Depuis cinq ans, les espaces de travail collaboratif se multiplient à travers le monde pour le plus grand bonheur des travailleurs autonomes esseulés et des entreprises en démarrage qui n'ont pas les moyens de s'offrir un local.

William Lachance est un programmeur informatique indépendant. Pendant quelques années, son chez-lui et son bureau ne faisaient qu'un. De quoi devenir un peu fou, raconte-t-il. «La solitude me pesait. J'avais besoin de voir d'autres personnes.» Il a trouvé une solution en louant un espace de travail à Station C, un des premiers lieux de coworking qui a ouvert ses portes à Montréal en 2008. «Ma qualité de vie s'est grandement améliorée», affirme William Lachance.

Chaque jour, des milliers de travailleurs autonomes se rendent dans des espaces de travail collaboratif, un croisement entre le café du coin et le bureau. Ces grands lofts commerciaux sont équipés d'immenses tables, d'un accès à l'internet haute vitesse, d'une ou plusieurs salles de réunion et d'une cuisinette. Quelques-uns possèdent des bureaux fermés. 

On y rencontre des traducteurs, des infographistes, des journalistes, des programmeurs, des développeurs web, des comptables... On y voit aussi de jeunes entrepreneurs qui n'ont pas encore les reins assez solides pour se payer un local, mais qui souhaitent profiter des commodités d'un bureau et d'une ambiance professionnelle. 

Depuis 2008, les bureaux en partage ont poussé comme des champignons. On en trouve aujourd'hui environ 2500 à travers le monde et le nombre double chaque année. Une douzaine ont vu le jour à Montréal. D'autres apparaissent à Québec, Gatineau, Joliette et Sherbrooke.

Avantages et inconvénients

Briser l'isolement inhérent au travail autonome est la raison d'être du coworking. «La technologie permet désormais à quiconque de travailler de n'importe où, mais ça ne veut pas dire que les gens aiment rester enfermés chez eux, observe Yves Faguy, coassocié de Station C. Grâce au coworking, on fait partie d'une communauté, on peut échanger avec son voisin de bureau. Plusieurs trouvent même des contrats de cette façon.»

L'autre grand avantage du coworking est la flexibilité. Les forfaits sont journaliers ou mensuels, avec ou sans contrat. Les prix oscillent entre 219$ et 350$ par mois. Certains espaces offrent même un tarif horaire. «Les travailleurs veulent un bureau bien équipé sans forcément l'occuper à temps plein, remarque Sylvain Boissé, vice-président de Nexus Montréal, situé dans le Plateau Mont-Royal. Plusieurs de nos membres n'y sont que trois jours par semaine.»

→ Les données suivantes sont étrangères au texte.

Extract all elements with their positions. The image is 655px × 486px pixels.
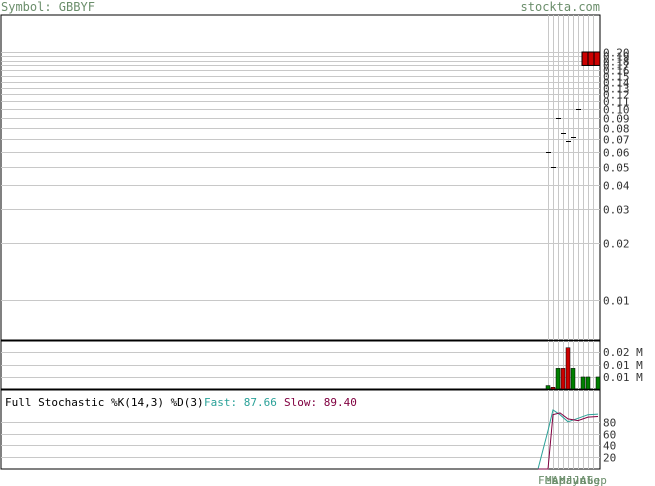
volume-bar: [545, 385, 551, 390]
price-tick-label: 0.15: [603, 71, 630, 84]
site-link[interactable]: stockta.com: [520, 0, 600, 14]
x-tick-label: Jun: [566, 474, 586, 486]
volume-bar: [595, 376, 601, 390]
price-panel-frame: [0, 14, 601, 341]
volume-tick-label: 0.01 M: [603, 359, 643, 372]
x-tick-label: Sep: [587, 474, 607, 486]
price-tick-label: 0.07: [603, 134, 630, 147]
price-axis: 0.200.190.180.170.160.150.140.130.120.11…: [603, 47, 630, 308]
volume-bar: [565, 347, 571, 390]
volume-tick-label: 0.02 M: [603, 346, 643, 359]
price-tick-label: 0.16: [603, 65, 630, 78]
stochastic-tick-label: 20: [603, 452, 616, 465]
volume-tick-label: 0.01 M: [603, 371, 643, 384]
price-tick-label: 0.14: [603, 77, 630, 90]
price-tick-label: 0.03: [603, 204, 630, 217]
x-tick-label: Apr: [552, 474, 572, 486]
price-tick-label: 0.13: [603, 83, 630, 96]
stochastic-slow-label: Slow: 89.40: [284, 396, 357, 409]
volume-grid: [1, 352, 600, 378]
price-grid: [1, 52, 600, 301]
stochastic-tick-label: 60: [603, 429, 616, 442]
price-candle: [587, 51, 595, 66]
price-tick-label: 0.08: [603, 123, 630, 136]
stochastic-tick-label: 40: [603, 440, 616, 453]
vertical-grid: [548, 15, 594, 469]
price-tick-label: 0.01: [603, 295, 630, 308]
x-tick-label: Aug: [580, 474, 600, 486]
price-candle: [593, 51, 601, 66]
price-candle: [581, 51, 589, 66]
price-tick-label: 0.02: [603, 238, 630, 251]
stochastic-line-slow: [538, 412, 599, 470]
volume-bar: [580, 376, 586, 390]
stochastic-title: Full Stochastic %K(14,3) %D(3): [5, 396, 204, 409]
price-tick-label: 0.04: [603, 180, 630, 193]
stochastic-line-fast: [537, 409, 599, 470]
volume-axis: 0.02 M0.01 M0.01 M: [603, 346, 643, 384]
stochastic-lines: [537, 409, 599, 470]
price-tick-label: 0.06: [603, 147, 630, 160]
x-tick-label: May: [559, 474, 579, 486]
x-tick-label: Jul: [573, 474, 593, 486]
x-tick-label: Mar: [545, 474, 565, 486]
price-tick-label: 0.18: [603, 56, 630, 69]
price-tick-label: 0.10: [603, 104, 630, 117]
price-tick-label: 0.09: [603, 113, 630, 126]
symbol-label: Symbol: GBBYF: [1, 0, 95, 14]
volume-bar: [585, 376, 591, 390]
stochastic-grid: [1, 422, 600, 458]
price-tick-label: 0.17: [603, 60, 630, 73]
volume-bars: [545, 347, 601, 390]
stochastic-panel-frame: [0, 389, 601, 470]
volume-bar: [560, 368, 566, 390]
price-candles: [546, 51, 601, 168]
stochastic-fast-label: Fast: 87.66: [204, 396, 277, 409]
stochastic-tick-label: 80: [603, 417, 616, 430]
volume-bar: [555, 368, 561, 390]
price-tick-label: 0.05: [603, 162, 630, 175]
x-tick-label: Feb: [538, 474, 558, 486]
volume-bar: [550, 387, 556, 390]
price-tick-label: 0.20: [603, 47, 630, 60]
price-tick-label: 0.12: [603, 89, 630, 102]
volume-bar: [570, 368, 576, 390]
price-tick-label: 0.11: [603, 96, 630, 109]
price-tick-label: 0.19: [603, 51, 630, 64]
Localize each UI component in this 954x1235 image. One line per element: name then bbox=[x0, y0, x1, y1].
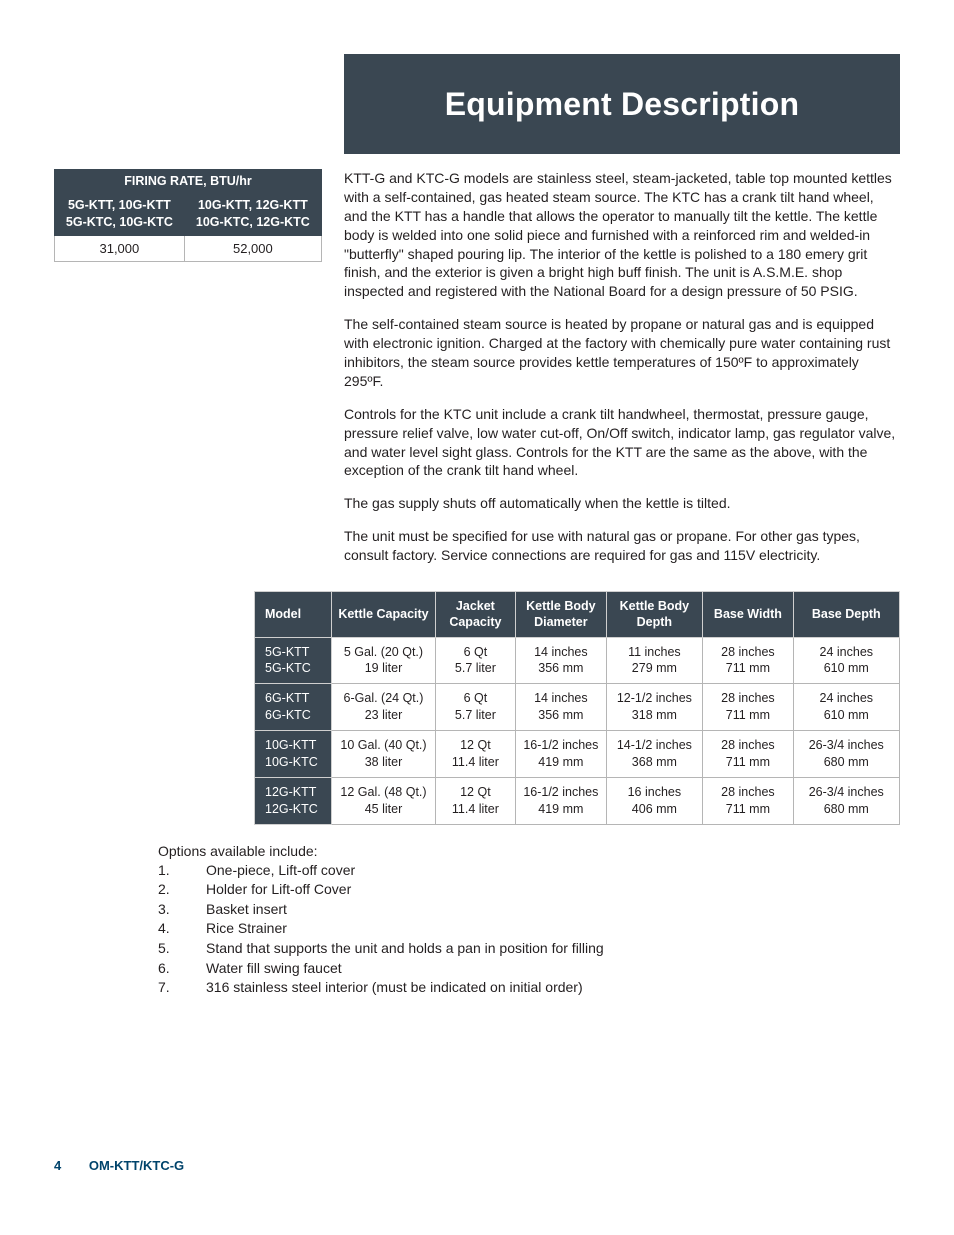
firing-col-2: 10G-KTT, 12G-KTT 10G-KTC, 12G-KTC bbox=[184, 193, 321, 236]
option-number: 1. bbox=[158, 861, 206, 881]
paragraph-2: The self-contained steam source is heate… bbox=[344, 315, 900, 391]
list-item: 2.Holder for Lift-off Cover bbox=[158, 880, 900, 900]
page-title: Equipment Description bbox=[344, 54, 900, 154]
table-cell: 12 Gal. (48 Qt.) 45 liter bbox=[332, 777, 435, 824]
option-text: Basket insert bbox=[206, 900, 287, 920]
spec-table: Model Kettle Capacity Jacket Capacity Ke… bbox=[254, 591, 900, 825]
option-text: Water fill swing faucet bbox=[206, 959, 342, 979]
list-item: 5.Stand that supports the unit and holds… bbox=[158, 939, 900, 959]
list-item: 3.Basket insert bbox=[158, 900, 900, 920]
paragraph-3: Controls for the KTC unit include a cran… bbox=[344, 405, 900, 481]
left-column: FIRING RATE, BTU/hr 5G-KTT, 10G-KTT 5G-K… bbox=[54, 169, 322, 579]
page-footer: 4 OM-KTT/KTC-G bbox=[54, 1158, 900, 1173]
table-cell: 12 Qt 11.4 liter bbox=[435, 777, 516, 824]
spec-col-model: Model bbox=[255, 592, 332, 638]
spec-col-base-width: Base Width bbox=[703, 592, 793, 638]
table-cell: 6-Gal. (24 Qt.) 23 liter bbox=[332, 684, 435, 731]
spec-header-row: Model Kettle Capacity Jacket Capacity Ke… bbox=[255, 592, 900, 638]
firing-header: FIRING RATE, BTU/hr bbox=[55, 170, 322, 193]
table-cell: 10 Gal. (40 Qt.) 38 liter bbox=[332, 731, 435, 778]
option-text: Rice Strainer bbox=[206, 919, 287, 939]
option-text: 316 stainless steel interior (must be in… bbox=[206, 978, 583, 998]
content: FIRING RATE, BTU/hr 5G-KTT, 10G-KTT 5G-K… bbox=[54, 169, 900, 579]
option-number: 2. bbox=[158, 880, 206, 900]
body-text: KTT-G and KTC-G models are stainless ste… bbox=[344, 169, 900, 565]
table-cell: 12-1/2 inches 318 mm bbox=[606, 684, 703, 731]
table-cell: 28 inches 711 mm bbox=[703, 637, 793, 684]
option-text: One-piece, Lift-off cover bbox=[206, 861, 355, 881]
spec-col-jacket-cap: Jacket Capacity bbox=[435, 592, 516, 638]
paragraph-4: The gas supply shuts off automatically w… bbox=[344, 494, 900, 513]
table-cell: 10G-KTT 10G-KTC bbox=[255, 731, 332, 778]
option-number: 3. bbox=[158, 900, 206, 920]
spec-col-base-depth: Base Depth bbox=[793, 592, 899, 638]
table-cell: 14 inches 356 mm bbox=[516, 637, 606, 684]
table-cell: 12G-KTT 12G-KTC bbox=[255, 777, 332, 824]
option-text: Holder for Lift-off Cover bbox=[206, 880, 351, 900]
table-cell: 24 inches 610 mm bbox=[793, 684, 899, 731]
firing-col-1: 5G-KTT, 10G-KTT 5G-KTC, 10G-KTC bbox=[55, 193, 185, 236]
table-cell: 5G-KTT 5G-KTC bbox=[255, 637, 332, 684]
table-cell: 6G-KTT 6G-KTC bbox=[255, 684, 332, 731]
page-header: Equipment Description bbox=[54, 54, 900, 154]
list-item: 7.316 stainless steel interior (must be … bbox=[158, 978, 900, 998]
table-cell: 14 inches 356 mm bbox=[516, 684, 606, 731]
table-row: 10G-KTT 10G-KTC10 Gal. (40 Qt.) 38 liter… bbox=[255, 731, 900, 778]
table-cell: 12 Qt 11.4 liter bbox=[435, 731, 516, 778]
options-list: 1.One-piece, Lift-off cover2.Holder for … bbox=[158, 861, 900, 998]
spec-col-diameter: Kettle Body Diameter bbox=[516, 592, 606, 638]
table-cell: 28 inches 711 mm bbox=[703, 777, 793, 824]
page-number: 4 bbox=[54, 1158, 61, 1173]
table-cell: 26-3/4 inches 680 mm bbox=[793, 777, 899, 824]
header-spacer bbox=[54, 54, 344, 154]
spec-col-kettle-cap: Kettle Capacity bbox=[332, 592, 435, 638]
table-cell: 6 Qt 5.7 liter bbox=[435, 637, 516, 684]
right-column: KTT-G and KTC-G models are stainless ste… bbox=[344, 169, 900, 579]
list-item: 1.One-piece, Lift-off cover bbox=[158, 861, 900, 881]
list-item: 4.Rice Strainer bbox=[158, 919, 900, 939]
paragraph-5: The unit must be specified for use with … bbox=[344, 527, 900, 565]
table-cell: 28 inches 711 mm bbox=[703, 684, 793, 731]
option-number: 7. bbox=[158, 978, 206, 998]
table-cell: 26-3/4 inches 680 mm bbox=[793, 731, 899, 778]
table-cell: 5 Gal. (20 Qt.) 19 liter bbox=[332, 637, 435, 684]
table-cell: 28 inches 711 mm bbox=[703, 731, 793, 778]
paragraph-1: KTT-G and KTC-G models are stainless ste… bbox=[344, 169, 900, 301]
option-number: 4. bbox=[158, 919, 206, 939]
doc-id: OM-KTT/KTC-G bbox=[89, 1158, 184, 1173]
table-row: 5G-KTT 5G-KTC5 Gal. (20 Qt.) 19 liter6 Q… bbox=[255, 637, 900, 684]
firing-rate-table: FIRING RATE, BTU/hr 5G-KTT, 10G-KTT 5G-K… bbox=[54, 169, 322, 262]
spec-col-depth: Kettle Body Depth bbox=[606, 592, 703, 638]
table-row: 12G-KTT 12G-KTC12 Gal. (48 Qt.) 45 liter… bbox=[255, 777, 900, 824]
table-cell: 6 Qt 5.7 liter bbox=[435, 684, 516, 731]
option-number: 6. bbox=[158, 959, 206, 979]
firing-value-2: 52,000 bbox=[184, 235, 321, 261]
table-row: 6G-KTT 6G-KTC6-Gal. (24 Qt.) 23 liter6 Q… bbox=[255, 684, 900, 731]
table-cell: 16 inches 406 mm bbox=[606, 777, 703, 824]
table-cell: 11 inches 279 mm bbox=[606, 637, 703, 684]
option-text: Stand that supports the unit and holds a… bbox=[206, 939, 604, 959]
table-cell: 16-1/2 inches 419 mm bbox=[516, 777, 606, 824]
option-number: 5. bbox=[158, 939, 206, 959]
list-item: 6.Water fill swing faucet bbox=[158, 959, 900, 979]
firing-value-1: 31,000 bbox=[55, 235, 185, 261]
table-cell: 24 inches 610 mm bbox=[793, 637, 899, 684]
table-cell: 16-1/2 inches 419 mm bbox=[516, 731, 606, 778]
options-intro: Options available include: bbox=[158, 843, 900, 859]
table-cell: 14-1/2 inches 368 mm bbox=[606, 731, 703, 778]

Les jeunes entreprises apprécient de ne pas être liées par un bail d'un an. «Nous avions besoin d'un espace pour nous rencontrer, mais de façon temporaire parce qu'il est possible que notre équipe déménage», explique Raisa MacLeod, coordonnatrice de Capital Innovation, société qui aide des entreprises en démarrage à trouver du financement. Ses trois employés occupent des bureaux fermés chez Nexus Montréal depuis l'été dernier.

Partager un espace de travail n'est pas sans inconvénient, reconnaît toutefois Philippe-Antoine Lehoux, cofondateur de l'Abri.Co, premier espace de bureaux partagés au centre-ville de Québec. «Les travailleurs sont discrets, mais les bureaux étant dans une aire ouverte, le bruit peut en déranger certains, indique-t-il. Ce n'est pas l'idéal non plus pour quelqu'un dont le travail exige un haut niveau de confidentialité.»

Saturation en vue à Montréal?

Selon Sylvain Boissé, il y aurait une saturation de l'offre du coworking à Montréal. «Nous avons emménagé dans un plus grand local l'été dernier et je m'attendais à ce que nous ayons rempli nos places en deux ou trois mois, dit-il. En ce moment, une dizaine sont libres. Je pense être à pleine capacité en janvier.»

Yves Faguy n'est pas de cet avis: «Nous n'avons jamais eu autant de membres. Nous sommes d'ailleurs en discussion pour commander de nouvelles tables.» Il croit que l'avenir des bureaux en partage, à Montréal et dans le monde, est plus que prometteur. «C'est dans l'air du temps, affirme-t-il. Non seulement la transformation du marché du travail nous pousse dans cette direction, mais cela s'inscrit dans le mouvement de l'économie du partage.»